The series brings together two people with different perspectives on contemporary art, including visual artists, poets, photographers, writers and critics, to engage in public conversation about their work. Thus far, the series has featured visual artists Kara Walker and Mike Kelley, art critic John Welchman, and writers Paul Auster and Eric Lorberer.

It continues July 14, and Peters said another speaker series will likely return at some point to the center’s programming schedule.

Unexpected results

“So far, we’ve had really great conversations,” Peters said. “The pairings have been really well-matched.”

The original concept behind the talks was to pair a well-known artist or author with one who is lesser-known, she said.

The idea did not pan out as intended, but as often happens in artistic endeavors, the results have been successful in unexpected ways.

Kelley was able to display not only his work but his sense of humor when he talked to Welchman.

Peters said the two knew each other well, and the talk allowed the public to see the unique dynamics of their artist-and-critic relationship.

“(Kelley) was so casual and easy, not to mention hilarious.
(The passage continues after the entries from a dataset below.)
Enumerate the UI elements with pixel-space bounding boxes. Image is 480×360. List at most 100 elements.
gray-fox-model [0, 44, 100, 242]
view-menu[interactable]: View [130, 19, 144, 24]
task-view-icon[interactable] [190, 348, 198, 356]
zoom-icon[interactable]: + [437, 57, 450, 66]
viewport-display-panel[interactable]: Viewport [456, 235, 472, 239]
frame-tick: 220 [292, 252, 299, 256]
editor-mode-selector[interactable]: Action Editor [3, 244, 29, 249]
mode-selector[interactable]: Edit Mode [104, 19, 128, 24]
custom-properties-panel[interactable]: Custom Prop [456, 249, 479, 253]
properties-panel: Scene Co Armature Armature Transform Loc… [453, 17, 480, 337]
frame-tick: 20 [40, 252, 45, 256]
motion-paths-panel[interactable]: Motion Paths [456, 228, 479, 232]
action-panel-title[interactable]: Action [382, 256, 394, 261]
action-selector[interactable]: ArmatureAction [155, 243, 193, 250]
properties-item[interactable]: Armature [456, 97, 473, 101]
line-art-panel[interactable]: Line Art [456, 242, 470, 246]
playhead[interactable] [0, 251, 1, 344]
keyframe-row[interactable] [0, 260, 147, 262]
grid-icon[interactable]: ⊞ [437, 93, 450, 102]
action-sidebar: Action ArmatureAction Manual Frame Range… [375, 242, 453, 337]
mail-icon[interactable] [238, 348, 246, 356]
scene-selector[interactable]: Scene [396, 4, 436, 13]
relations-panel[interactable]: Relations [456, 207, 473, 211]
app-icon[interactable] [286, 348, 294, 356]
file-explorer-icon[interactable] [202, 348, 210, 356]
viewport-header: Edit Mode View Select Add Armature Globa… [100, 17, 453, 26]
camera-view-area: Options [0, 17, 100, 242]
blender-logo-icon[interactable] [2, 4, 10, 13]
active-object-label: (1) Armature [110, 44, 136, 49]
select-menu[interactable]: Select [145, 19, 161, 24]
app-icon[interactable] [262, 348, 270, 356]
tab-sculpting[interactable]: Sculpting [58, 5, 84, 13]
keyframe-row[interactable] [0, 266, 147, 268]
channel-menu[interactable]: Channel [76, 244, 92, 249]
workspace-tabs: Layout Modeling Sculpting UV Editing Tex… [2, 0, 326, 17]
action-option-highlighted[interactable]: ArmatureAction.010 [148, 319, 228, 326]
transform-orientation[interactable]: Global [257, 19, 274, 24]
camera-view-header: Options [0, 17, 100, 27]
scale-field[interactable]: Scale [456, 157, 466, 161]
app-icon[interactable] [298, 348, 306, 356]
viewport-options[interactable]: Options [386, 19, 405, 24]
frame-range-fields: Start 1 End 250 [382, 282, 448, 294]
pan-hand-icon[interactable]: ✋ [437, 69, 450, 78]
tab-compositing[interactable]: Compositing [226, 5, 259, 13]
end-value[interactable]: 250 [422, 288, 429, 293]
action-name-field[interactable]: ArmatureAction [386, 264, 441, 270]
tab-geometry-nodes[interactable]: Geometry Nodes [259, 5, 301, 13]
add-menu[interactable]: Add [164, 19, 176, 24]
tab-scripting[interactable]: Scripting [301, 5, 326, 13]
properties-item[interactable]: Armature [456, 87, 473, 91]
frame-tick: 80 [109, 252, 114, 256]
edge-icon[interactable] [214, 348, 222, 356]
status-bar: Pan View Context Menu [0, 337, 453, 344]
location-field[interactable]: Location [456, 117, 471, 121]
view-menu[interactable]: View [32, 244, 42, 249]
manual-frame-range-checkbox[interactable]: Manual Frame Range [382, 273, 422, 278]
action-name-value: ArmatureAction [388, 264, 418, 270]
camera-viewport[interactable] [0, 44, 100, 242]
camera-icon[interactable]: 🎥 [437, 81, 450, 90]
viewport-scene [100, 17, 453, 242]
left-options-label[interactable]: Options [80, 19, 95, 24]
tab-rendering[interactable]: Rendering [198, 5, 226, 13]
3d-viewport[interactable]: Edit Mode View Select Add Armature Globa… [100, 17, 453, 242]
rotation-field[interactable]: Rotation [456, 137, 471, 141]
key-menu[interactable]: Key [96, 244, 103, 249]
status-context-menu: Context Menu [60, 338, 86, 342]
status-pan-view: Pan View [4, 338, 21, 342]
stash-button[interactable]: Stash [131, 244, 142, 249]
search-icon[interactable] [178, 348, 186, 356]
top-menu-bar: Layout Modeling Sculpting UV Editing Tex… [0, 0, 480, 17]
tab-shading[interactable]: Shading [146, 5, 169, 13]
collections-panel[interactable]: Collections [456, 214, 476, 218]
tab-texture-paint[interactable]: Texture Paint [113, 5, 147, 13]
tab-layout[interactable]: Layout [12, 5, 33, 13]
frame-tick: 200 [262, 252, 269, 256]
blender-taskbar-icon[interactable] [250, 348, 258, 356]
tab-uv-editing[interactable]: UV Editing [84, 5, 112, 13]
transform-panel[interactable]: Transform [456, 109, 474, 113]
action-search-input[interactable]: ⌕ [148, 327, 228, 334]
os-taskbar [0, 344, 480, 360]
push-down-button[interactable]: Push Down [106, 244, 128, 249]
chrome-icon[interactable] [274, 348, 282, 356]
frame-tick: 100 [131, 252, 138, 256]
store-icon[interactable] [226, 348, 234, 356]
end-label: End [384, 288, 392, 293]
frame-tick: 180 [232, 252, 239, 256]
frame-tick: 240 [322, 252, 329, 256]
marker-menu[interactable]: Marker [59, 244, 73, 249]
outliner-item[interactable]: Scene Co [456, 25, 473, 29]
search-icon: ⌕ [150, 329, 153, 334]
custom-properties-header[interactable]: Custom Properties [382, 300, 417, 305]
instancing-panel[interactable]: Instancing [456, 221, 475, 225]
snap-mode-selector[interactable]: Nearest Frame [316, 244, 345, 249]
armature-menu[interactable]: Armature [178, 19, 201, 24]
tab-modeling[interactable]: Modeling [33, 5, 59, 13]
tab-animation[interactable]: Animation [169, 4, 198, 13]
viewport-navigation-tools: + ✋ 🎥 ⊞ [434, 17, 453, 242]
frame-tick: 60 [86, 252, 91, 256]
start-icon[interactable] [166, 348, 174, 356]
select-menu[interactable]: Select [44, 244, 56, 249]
He did a great job explaining complex work,” she said.

Upcoming Conversation

The final scheduled installment of the summer series will take place July 14. It includes a discussion between photographer Alec Soth and poet/writer Andrei Codrescu.
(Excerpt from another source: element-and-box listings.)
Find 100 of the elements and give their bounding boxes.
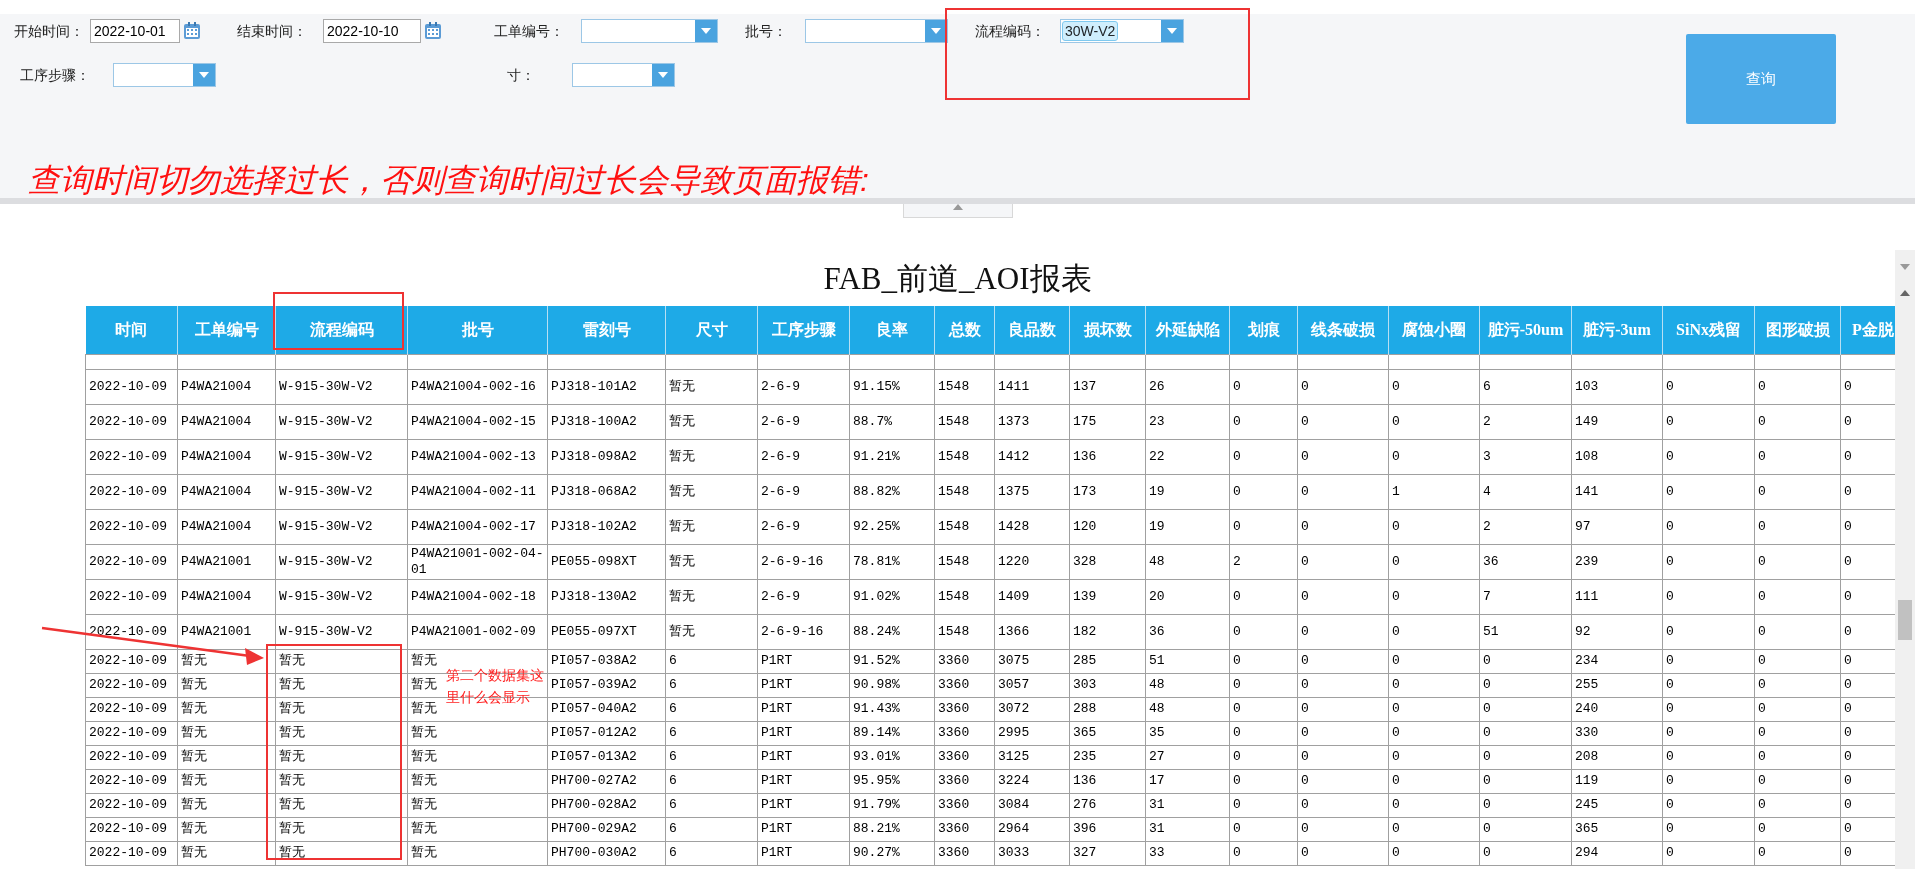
table-cell: 0 (1297, 745, 1389, 769)
date-field[interactable]: 2022-10-10 (323, 19, 421, 43)
table-cell: 暂无 (665, 369, 758, 404)
table-cell: 0 (1388, 369, 1480, 404)
table-cell: 48 (1145, 673, 1230, 697)
dropdown-field[interactable] (581, 19, 718, 43)
table-cell: 6 (665, 793, 758, 817)
table-cell: 2022-10-09 (85, 614, 178, 649)
table-cell: W-915-30W-V2 (275, 544, 408, 579)
column-header: 划痕 (1229, 306, 1298, 354)
table-cell: 1409 (994, 579, 1070, 614)
table-cell: P4WA21004-002-17 (407, 509, 548, 544)
table-cell: 240 (1571, 697, 1663, 721)
table-cell: 暂无 (275, 793, 408, 817)
table-cell: 0 (1229, 614, 1298, 649)
table-cell: 91.79% (849, 793, 935, 817)
table-cell: 暂无 (665, 614, 758, 649)
table-cell: 330 (1571, 721, 1663, 745)
table-cell: 6 (665, 649, 758, 673)
table-cell: 0 (1297, 817, 1389, 841)
table-cell: 1373 (994, 404, 1070, 439)
table-cell: 0 (1754, 841, 1841, 865)
scrollbar-thumb[interactable] (1898, 600, 1912, 640)
table-cell: P4WA21004-002-16 (407, 369, 548, 404)
table-cell: 27 (1145, 745, 1230, 769)
table-cell: PJ318-068A2 (547, 474, 666, 509)
table-cell: 0 (1479, 817, 1572, 841)
table-cell: 1548 (934, 404, 995, 439)
column-header: P金脱 (1840, 306, 1895, 354)
table-cell: 90.98% (849, 673, 935, 697)
table-cell: 暂无 (407, 841, 548, 865)
table-cell: 235 (1069, 745, 1146, 769)
table-cell: P4WA21004 (177, 509, 276, 544)
table-cell: 0 (1229, 721, 1298, 745)
table-cell: 0 (1662, 579, 1755, 614)
table-cell: 78.81% (849, 544, 935, 579)
table-cell: 2-6-9 (757, 579, 850, 614)
table-cell: P1RT (757, 817, 850, 841)
table-cell: 0 (1229, 474, 1298, 509)
table-cell: 0 (1388, 614, 1480, 649)
table-cell: 51 (1145, 649, 1230, 673)
table-cell: 328 (1069, 544, 1146, 579)
table-cell: 暂无 (177, 769, 276, 793)
table-cell: 1220 (994, 544, 1070, 579)
table-cell: 2-6-9 (757, 509, 850, 544)
table-cell: 0 (1662, 509, 1755, 544)
table-cell: P1RT (757, 721, 850, 745)
table-cell: 26 (1145, 369, 1230, 404)
table-cell: 0 (1754, 474, 1841, 509)
table-cell: 88.21% (849, 817, 935, 841)
filter-label: 寸： (507, 65, 536, 85)
table-cell: 20 (1145, 579, 1230, 614)
table-cell: 0 (1754, 793, 1841, 817)
dropdown-field[interactable] (572, 63, 675, 87)
table-cell: 303 (1069, 673, 1146, 697)
table-cell: 285 (1069, 649, 1146, 673)
table-cell: 3125 (994, 745, 1070, 769)
table-cell: 3360 (934, 673, 995, 697)
table-cell: 294 (1571, 841, 1663, 865)
dropdown-field[interactable]: 30W-V2 (1060, 19, 1184, 43)
table-cell: W-915-30W-V2 (275, 369, 408, 404)
table-cell: 182 (1069, 614, 1146, 649)
table-cell: 0 (1662, 769, 1755, 793)
table-cell: 2022-10-09 (85, 544, 178, 579)
table-cell: 1548 (934, 579, 995, 614)
collapse-handle[interactable] (902, 204, 1013, 218)
table-cell: 31 (1145, 817, 1230, 841)
table-cell: 暂无 (177, 673, 276, 697)
table-cell: 3360 (934, 745, 995, 769)
table-cell: 3360 (934, 793, 995, 817)
table-cell: 22 (1145, 439, 1230, 474)
table-cell: 1548 (934, 474, 995, 509)
table-cell: W-915-30W-V2 (275, 439, 408, 474)
table-cell: 1412 (994, 439, 1070, 474)
table-cell: 2022-10-09 (85, 579, 178, 614)
table-cell: 3075 (994, 649, 1070, 673)
table-cell: 2022-10-09 (85, 817, 178, 841)
table-cell: 0 (1662, 745, 1755, 769)
dropdown-field[interactable] (805, 19, 948, 43)
table-cell: W-915-30W-V2 (275, 404, 408, 439)
table-cell: 111 (1571, 579, 1663, 614)
table-cell: 0 (1229, 745, 1298, 769)
scrollbar[interactable] (1895, 250, 1915, 869)
filter-label: 工单编号： (494, 21, 565, 41)
table-cell: 暂无 (665, 509, 758, 544)
table-cell: 暂无 (177, 793, 276, 817)
table-cell: 276 (1069, 793, 1146, 817)
date-field[interactable]: 2022-10-01 (90, 19, 180, 43)
dropdown-field[interactable] (113, 63, 216, 87)
table-cell: 2-6-9 (757, 474, 850, 509)
table-cell: 0 (1297, 439, 1389, 474)
table-cell: 暂无 (275, 769, 408, 793)
table-cell: 0 (1662, 841, 1755, 865)
table-cell: PI057-040A2 (547, 697, 666, 721)
table-cell: 2 (1229, 544, 1298, 579)
table-cell: 暂无 (665, 474, 758, 509)
table-cell: 119 (1571, 769, 1663, 793)
column-header: 损坏数 (1069, 306, 1146, 354)
scroll-down-icon (1900, 264, 1910, 270)
table-cell: 1548 (934, 614, 995, 649)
Soth, who works in Minneapolis, is best known for his 2004 book, “Sleeping by the Mississippi,” of unusual photographs – of people, landscapes and interiors – taken along the Mississippi River.

Codrescu is an English professor in Baton Rouge, La., at the other end of the Mississippi. He is a Romanian-born poet, novelist, essayist and screenwriter who also does commentaries on National Public Radio and edits “Exquisite Corpse,” a review of art, culture and books.

The two will bring their shared love of narrative to chat about the Mississippi and Soth’s latest Niagara Falls photography.

Codrescu has been quoted as saying literature and poetry, in particular are in dire need of such “chats” – in fact, they are “sick from lack of public debate.”

The observation is not lost on the center, an institution that has vowed to increasingly involve the community since its reopening in April.

Peters said she thinks the initiative has been working so far.

“People are excited that the Walker’s back, and that they can see artists of this caliber for free,” she said.